Updated : August 17, 2021 11:08 IST
We all know that Indian cuisine influences the culinary heritages of all the countries that have colonized it. But do you know that this fact is the other way round too?
From the British to the Dutch and the Portuguese to the Danes, India was colonized by many countries over the centuries. The colonizers highly influenced India’s culture, social structure and political background. Colonizer’s influence is extensively seen in the Indian culinary heritage, too and is quite evident. But a few of us are aware of India’s influence on the culinary heritage of all these countries. The global cuisine is as influenced by India as the colonizers influence India’s culture.

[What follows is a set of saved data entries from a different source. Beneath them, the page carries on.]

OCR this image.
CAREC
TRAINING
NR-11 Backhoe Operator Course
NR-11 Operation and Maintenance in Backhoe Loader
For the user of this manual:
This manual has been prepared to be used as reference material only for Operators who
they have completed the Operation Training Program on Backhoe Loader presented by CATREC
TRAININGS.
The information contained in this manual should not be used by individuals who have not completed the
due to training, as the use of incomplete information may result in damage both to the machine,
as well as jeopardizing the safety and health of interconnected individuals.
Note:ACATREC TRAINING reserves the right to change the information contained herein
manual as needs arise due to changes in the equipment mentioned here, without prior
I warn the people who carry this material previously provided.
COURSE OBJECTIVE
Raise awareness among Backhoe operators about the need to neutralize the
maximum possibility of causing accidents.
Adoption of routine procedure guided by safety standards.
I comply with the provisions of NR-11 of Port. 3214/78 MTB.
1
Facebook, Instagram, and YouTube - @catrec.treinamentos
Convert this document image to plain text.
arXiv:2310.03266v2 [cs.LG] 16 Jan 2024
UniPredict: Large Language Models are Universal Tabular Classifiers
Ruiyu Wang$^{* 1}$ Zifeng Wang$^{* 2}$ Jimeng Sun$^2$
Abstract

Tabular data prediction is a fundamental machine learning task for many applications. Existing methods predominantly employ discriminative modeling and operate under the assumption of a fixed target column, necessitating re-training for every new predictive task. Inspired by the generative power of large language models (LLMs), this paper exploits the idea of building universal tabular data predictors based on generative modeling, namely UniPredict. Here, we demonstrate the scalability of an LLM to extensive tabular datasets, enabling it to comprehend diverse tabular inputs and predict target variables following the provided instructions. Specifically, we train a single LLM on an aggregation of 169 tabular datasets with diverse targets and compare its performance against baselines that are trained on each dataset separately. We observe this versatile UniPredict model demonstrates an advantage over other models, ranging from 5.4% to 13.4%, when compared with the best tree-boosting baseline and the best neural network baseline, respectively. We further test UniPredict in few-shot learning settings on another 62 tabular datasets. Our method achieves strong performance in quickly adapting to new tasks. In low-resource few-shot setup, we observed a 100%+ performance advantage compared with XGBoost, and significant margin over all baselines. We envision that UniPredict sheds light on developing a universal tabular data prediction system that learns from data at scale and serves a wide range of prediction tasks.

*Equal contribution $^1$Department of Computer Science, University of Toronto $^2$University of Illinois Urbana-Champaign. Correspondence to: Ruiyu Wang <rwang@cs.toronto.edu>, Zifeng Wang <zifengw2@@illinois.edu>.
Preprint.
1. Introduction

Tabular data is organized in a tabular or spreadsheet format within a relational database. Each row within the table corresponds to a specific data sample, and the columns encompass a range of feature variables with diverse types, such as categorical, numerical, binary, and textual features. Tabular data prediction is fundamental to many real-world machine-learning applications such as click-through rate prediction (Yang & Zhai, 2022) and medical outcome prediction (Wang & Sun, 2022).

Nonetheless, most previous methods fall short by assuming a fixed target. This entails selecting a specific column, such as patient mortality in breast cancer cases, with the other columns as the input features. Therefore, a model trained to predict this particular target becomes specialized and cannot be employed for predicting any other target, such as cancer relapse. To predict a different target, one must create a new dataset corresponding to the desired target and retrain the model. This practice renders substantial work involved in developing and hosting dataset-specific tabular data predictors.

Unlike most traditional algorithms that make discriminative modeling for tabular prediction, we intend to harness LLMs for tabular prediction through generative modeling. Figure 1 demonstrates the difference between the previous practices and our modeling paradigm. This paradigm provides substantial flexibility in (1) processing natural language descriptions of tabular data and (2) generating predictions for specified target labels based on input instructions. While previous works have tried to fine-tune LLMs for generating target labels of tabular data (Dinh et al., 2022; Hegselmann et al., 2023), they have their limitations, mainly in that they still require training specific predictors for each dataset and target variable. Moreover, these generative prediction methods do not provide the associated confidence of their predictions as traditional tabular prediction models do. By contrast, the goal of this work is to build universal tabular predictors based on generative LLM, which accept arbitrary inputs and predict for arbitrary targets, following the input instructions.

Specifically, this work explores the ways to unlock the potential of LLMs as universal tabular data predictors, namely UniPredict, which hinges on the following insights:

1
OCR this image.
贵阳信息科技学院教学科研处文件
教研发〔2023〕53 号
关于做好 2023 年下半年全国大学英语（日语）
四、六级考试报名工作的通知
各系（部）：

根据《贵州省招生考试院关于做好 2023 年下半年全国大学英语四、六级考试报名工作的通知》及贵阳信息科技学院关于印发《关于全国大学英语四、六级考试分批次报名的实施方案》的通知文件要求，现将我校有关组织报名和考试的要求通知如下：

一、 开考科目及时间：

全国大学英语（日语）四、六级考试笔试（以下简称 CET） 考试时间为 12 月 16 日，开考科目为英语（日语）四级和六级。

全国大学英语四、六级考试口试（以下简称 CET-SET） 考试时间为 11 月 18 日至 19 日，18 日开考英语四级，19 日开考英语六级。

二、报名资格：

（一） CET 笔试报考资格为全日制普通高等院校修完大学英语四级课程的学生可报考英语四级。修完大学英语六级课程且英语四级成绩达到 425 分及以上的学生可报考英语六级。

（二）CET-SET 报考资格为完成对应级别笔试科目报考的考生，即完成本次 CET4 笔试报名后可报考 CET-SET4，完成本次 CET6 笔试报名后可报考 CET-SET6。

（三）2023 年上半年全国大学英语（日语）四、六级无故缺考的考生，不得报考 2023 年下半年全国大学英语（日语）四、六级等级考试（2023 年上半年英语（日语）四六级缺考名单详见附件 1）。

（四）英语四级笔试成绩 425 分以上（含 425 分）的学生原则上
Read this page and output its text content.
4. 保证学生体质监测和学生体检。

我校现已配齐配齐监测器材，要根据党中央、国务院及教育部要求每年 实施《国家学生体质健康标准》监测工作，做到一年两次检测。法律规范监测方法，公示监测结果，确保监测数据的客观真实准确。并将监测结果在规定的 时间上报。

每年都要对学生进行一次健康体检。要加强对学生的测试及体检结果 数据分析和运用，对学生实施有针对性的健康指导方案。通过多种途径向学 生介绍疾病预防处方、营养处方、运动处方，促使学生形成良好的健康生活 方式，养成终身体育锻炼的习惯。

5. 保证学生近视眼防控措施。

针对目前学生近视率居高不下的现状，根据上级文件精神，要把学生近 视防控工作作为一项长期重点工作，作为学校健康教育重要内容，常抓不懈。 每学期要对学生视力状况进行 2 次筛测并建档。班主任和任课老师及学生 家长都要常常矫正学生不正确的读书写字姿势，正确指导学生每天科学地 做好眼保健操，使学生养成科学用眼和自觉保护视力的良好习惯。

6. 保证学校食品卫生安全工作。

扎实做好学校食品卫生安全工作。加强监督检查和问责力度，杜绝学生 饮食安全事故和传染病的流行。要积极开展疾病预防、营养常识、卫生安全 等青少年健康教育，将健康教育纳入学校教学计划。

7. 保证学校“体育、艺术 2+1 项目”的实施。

The Britishers ruled India for the longest time and brought significant changes in every sphere, including the country's culinary culture. The British popularized many spices which are used in the mainstream culinary heritage today. But the Britishers took as much as they gave. Very few people know that the British Kedgeree has its origin in the Indian Khichdi. The British were impressed by the nutrients filled in rice and the attractive garnishes Indians used in every dish. Khichdi is the best representation of these two attributes and thus travelled with the Britishers and is surviving till now. Khichdi and the Britishers also took south India’s rasam and made their version in the name of Mulligatawny soup which has the same components and flavour profile as rasam.
The British and the French also extracted Indian flavours and ingredients and made their versions of them. One such dish is pork Vadouvan is believed to have its roots in Tamil Vadagam. These are spiced lentil balls that are sun-dried in peak summers. The Portuguese took Tamil Kanji and Goan Pez and made their Canja De Galinha. Thinking about Chinese Congee now? Read how Tamil Kanji and Chinese Congee are interrelated here. The Portuguese Chamucas are also believed to have been derived from prawn samosas of Goa.
Indian cuisine is distinct in its way, and its influence is seen in all parts of the world. From pub food to fine dining, global cuisine has Indian spices, cooking styles and flavours. So it is indeed surprising to see that Indian-origin foods have been surviving and loved by the colonizing countries to date. And why not? After all, Indian cuisine is made maska maarke for everyone to eat ungliyaan chaat ke.